“Taking the concepts of the self and other, think about your community (your home, your college or university, or some other community in which you are involved) and consider who belongs and who is an outsider. What group or groups do you experience primarily as plural others, rather than as individuals? How does that affect your perceptions of them? What are the social and practical effects of othering?”


Over the summer, I worked on a congressional campaign. Our campaign focused heavily on community-based fieldwork which means that we were trying to build lasting connections between people and the campaign across the district. Part of my job was organizing our volunteers and training them to go out, canvass voters, and speak to members of the community across our really diverse district. Our district contained precincts with quite varied demographics. Some areas were largely white, conservative, and rural; others were more democratic-leaning, primarily white, middle-class suburbs; and other large portions of the district were predominately Hispanic, non-white urban areas. In my opinion, one of the challenges in the type of field organizing work we were doing on the campaign was bridging that gap–helping people look past their preconceived notions of who is a part of their community and who is an outsider in order to effectively build those connections within the larger community, the district, and make a difference in the election outcome. 

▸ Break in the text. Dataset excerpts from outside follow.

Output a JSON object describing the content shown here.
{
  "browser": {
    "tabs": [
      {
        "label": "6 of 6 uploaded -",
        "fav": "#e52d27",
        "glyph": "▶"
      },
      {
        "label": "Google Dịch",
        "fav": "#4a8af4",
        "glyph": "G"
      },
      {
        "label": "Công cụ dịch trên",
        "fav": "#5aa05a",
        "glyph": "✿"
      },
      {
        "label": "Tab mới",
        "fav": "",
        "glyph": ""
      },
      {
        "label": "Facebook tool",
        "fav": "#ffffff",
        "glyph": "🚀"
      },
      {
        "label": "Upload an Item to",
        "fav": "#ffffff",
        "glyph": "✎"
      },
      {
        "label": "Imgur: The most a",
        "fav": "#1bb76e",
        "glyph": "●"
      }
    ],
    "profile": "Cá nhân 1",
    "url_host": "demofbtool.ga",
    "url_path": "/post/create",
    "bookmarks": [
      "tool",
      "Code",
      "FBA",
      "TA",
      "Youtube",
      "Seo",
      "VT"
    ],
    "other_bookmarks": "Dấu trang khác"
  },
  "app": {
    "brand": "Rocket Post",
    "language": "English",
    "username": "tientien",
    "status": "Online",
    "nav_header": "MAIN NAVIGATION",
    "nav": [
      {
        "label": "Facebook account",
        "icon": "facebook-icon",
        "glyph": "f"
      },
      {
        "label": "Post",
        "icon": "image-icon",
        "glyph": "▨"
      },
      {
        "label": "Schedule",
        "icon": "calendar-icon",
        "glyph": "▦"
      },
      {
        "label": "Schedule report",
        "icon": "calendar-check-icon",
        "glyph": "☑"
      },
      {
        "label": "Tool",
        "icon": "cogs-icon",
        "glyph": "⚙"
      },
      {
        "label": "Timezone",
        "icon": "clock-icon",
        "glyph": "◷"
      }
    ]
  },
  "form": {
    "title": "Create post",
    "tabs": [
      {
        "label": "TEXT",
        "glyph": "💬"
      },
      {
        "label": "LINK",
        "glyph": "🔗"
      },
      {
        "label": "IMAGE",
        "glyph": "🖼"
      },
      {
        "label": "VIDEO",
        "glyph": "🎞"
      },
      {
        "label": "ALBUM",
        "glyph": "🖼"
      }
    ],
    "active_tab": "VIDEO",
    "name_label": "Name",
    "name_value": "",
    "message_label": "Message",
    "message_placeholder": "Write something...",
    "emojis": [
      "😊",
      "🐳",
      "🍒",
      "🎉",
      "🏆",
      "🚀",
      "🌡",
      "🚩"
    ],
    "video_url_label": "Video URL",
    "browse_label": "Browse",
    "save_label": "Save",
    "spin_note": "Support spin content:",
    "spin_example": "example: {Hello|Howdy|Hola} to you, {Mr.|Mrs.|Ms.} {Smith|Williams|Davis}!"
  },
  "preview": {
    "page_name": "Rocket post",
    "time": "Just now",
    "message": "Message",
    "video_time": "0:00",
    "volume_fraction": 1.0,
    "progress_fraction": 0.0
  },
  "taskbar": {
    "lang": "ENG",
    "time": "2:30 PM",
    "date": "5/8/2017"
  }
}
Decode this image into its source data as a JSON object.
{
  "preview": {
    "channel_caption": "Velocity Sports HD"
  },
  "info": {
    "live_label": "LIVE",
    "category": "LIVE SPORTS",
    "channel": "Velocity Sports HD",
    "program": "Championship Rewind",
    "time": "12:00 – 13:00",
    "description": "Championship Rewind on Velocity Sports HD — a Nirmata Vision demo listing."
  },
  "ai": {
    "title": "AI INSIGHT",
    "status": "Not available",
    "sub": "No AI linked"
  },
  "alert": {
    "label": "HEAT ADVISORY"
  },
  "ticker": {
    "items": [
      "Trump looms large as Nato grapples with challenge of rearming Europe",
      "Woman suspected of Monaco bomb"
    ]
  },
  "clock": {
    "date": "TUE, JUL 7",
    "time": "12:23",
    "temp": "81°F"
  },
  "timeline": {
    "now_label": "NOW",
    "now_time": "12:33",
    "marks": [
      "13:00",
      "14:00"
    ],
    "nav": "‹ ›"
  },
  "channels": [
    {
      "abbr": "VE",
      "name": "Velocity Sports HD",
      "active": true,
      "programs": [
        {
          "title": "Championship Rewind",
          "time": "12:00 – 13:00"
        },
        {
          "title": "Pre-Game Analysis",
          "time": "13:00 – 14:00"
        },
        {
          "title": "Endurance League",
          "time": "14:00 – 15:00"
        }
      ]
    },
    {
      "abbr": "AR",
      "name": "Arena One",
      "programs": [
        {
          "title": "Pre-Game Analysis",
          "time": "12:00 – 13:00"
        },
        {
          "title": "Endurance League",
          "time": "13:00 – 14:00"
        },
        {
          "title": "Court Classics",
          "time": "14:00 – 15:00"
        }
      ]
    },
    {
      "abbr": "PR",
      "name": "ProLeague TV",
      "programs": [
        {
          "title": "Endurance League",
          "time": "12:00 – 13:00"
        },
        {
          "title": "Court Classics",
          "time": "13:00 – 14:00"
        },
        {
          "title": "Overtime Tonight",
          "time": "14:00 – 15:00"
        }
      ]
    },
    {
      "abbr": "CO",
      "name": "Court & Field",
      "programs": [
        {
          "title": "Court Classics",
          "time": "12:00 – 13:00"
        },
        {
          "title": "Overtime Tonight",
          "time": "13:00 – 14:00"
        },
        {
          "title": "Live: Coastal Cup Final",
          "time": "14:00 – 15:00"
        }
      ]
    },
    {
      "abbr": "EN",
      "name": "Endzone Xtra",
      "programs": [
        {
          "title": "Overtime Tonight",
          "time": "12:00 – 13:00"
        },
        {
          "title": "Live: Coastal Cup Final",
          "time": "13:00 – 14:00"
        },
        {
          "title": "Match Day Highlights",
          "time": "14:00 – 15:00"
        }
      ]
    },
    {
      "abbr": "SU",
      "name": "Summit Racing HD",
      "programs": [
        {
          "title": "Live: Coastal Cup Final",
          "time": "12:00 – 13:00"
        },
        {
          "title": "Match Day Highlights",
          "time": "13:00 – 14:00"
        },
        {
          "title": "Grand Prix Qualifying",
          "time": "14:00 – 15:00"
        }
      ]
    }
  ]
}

I often noticed how people’s sense of outsiders and who they perceived as “others” impacted their words, their actions, and their willingness to engage with different aspects of the campaign. The majority of people (adults) with the time and commitment to volunteer for a political campaign are often older, white, and upper middle class. That demographic has the free time and economic flexibility to volunteer more than other demographics. It’s there where I noticed the problem. People, at first, were often unwilling to extend any of their efforts beyond what they saw as their immediate community–their small branch of suburbs wherein they felt secure because of the relative uniformity and sense of sameness. To ask them to volunteer in other areas was to ask them to step outside of their comfort zone, to go beyond who they consider to be members of their community, and instead interact with and form connections with people they considered to be “others.” 

The effects of this are clear. It creates and maintains separation among people that should be coming together, both socially and for a common cause. When people refuse to interact with those different than them, it promotes stagnancy in thinking, increased polarization, and enforces a cycle of otherness in which both the root cause of the divide and the reason for the increasing divide is the perception of some people as “outsiders.”